А подстреленный Дженнаро Риминуччи, несостоявшийся глава правительства Андроника Писсуаротрахнутого, вдруг выпаливает:

— И я. Я тоже. Я любил тебя, Костас... Любил с тех пор, как впервые увидел в школе, в Латине, первого сентября шестьдесят восьмого... Любил и боялся признаться в этом даже самому себе.

И тишина. Никто не произносит ни слова. У фрёкен Лунд глаза из орбит вылезли. У тёти Йо сигарета выпала изо рта. Про меня и мой мегафон все позабыли уже.

— Го-о-осподь с тобой, Дженнаро, — прерывает молчание Константин. — Приличные слова на язык не лезут, и я, если заговорю, подам плохой пример римлянам и получу штраф за бестеммию. — Он добавляет, облокачиваясь на колесо: — Давайте, не стесняйтесь.

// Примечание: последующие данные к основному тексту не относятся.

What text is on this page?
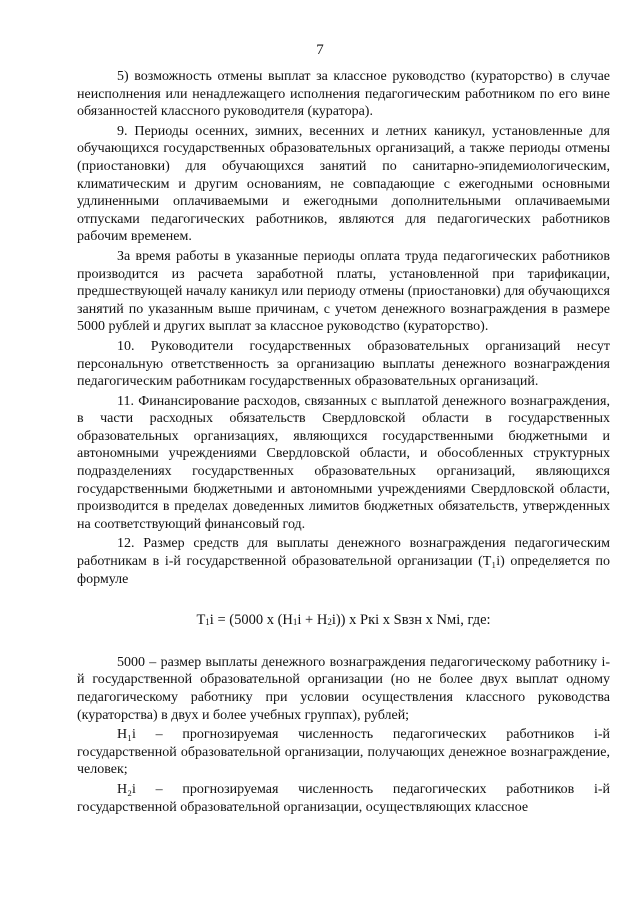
7

5) возможность отмены выплат за классное руководство (кураторство) в случае неисполнения или ненадлежащего исполнения педагогическим работником по его вине обязанностей классного руководителя (куратора).

9. Периоды осенних, зимних, весенних и летних каникул, установленные для обучающихся государственных образовательных организаций, а также периоды отмены (приостановки) для обучающихся занятий по санитарно-эпидемиологическим, климатическим и другим основаниям, не совпадающие с ежегодными основными удлиненными оплачиваемыми и ежегодными дополнительными оплачиваемыми отпусками педагогических работников, являются для педагогических работников рабочим временем.

За время работы в указанные периоды оплата труда педагогических работников производится из расчета заработной платы, установленной при тарификации, предшествующей началу каникул или периоду отмены (приостановки) для обучающихся занятий по указанным выше причинам, с учетом денежного вознаграждения в размере 5000 рублей и других выплат за классное руководство (кураторство).

10. Руководители государственных образовательных организаций несут персональную ответственность за организацию выплаты денежного вознаграждения педагогическим работникам государственных образовательных организаций.

11. Финансирование расходов, связанных с выплатой денежного вознаграждения, в части расходных обязательств Свердловской области в государственных образовательных организациях, являющихся государственными бюджетными и автономными учреждениями Свердловской области, и обособленных структурных подразделениях государственных образовательных организаций, являющихся государственными бюджетными и автономными учреждениями Свердловской области, производится в пределах доведенных лимитов бюджетных обязательств, утвержденных на соответствующий финансовый год.

12. Размер средств для выплаты денежного вознаграждения педагогическим работникам в i-й государственной образовательной организации (T₁i) определяется по формуле

$T_1i = (5000$ x $(H_1i + H_2i)$) x Pкi x Sвзн x Nмi, где:

5000 – размер выплаты денежного вознаграждения педагогическому работнику i-й государственной образовательной организации (но не более двух выплат одному педагогическому работнику при условии осуществления классного руководства (кураторства) в двух и более учебных группах), рублей;

H₁i – прогнозируемая численность педагогических работников i-й государственной образовательной организации, получающих денежное вознаграждение, человек;

H₂i – прогнозируемая численность педагогических работников i-й государственной образовательной организации, осуществляющих классное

Если кто-то ещё хочет совершить каминг-аут, признаться в любви или предательстве — время пришло. Почистите души от грехов, пока часы не пробили полночь.

— Хочу признаться, мой император, — шмыгает носом Макс Карони. Светлый костюм измазан грязью и потёками растаявшего снега. Губернатор Гельвеции сидит в луже под колесом грузовика, заплаканный и несчастный. — Британцы предлагали мне высокий пост в правительстве Андроника, но я отказался. Отказался сотрудничать с ними ради Райк. Она так любит вас и всю свою семью. Я хотел продаться британцам, но не смог... Дорогая Райк важнее любых должностей... Если умру, передайте ей, что я любил моего германского ангела больше всего на свете.

Тётя Йо нагибается к соседнему колесу, чтобы небрежно отхлестать губернатора Карони по щекам.

— Тебе слегка оцарапало плечо, трусливый ты слизняк.

— До чего же вы скользкий тип, Карони. — Константин будто бы и не оскорблён этой новостью. — Будете моим министром финансов?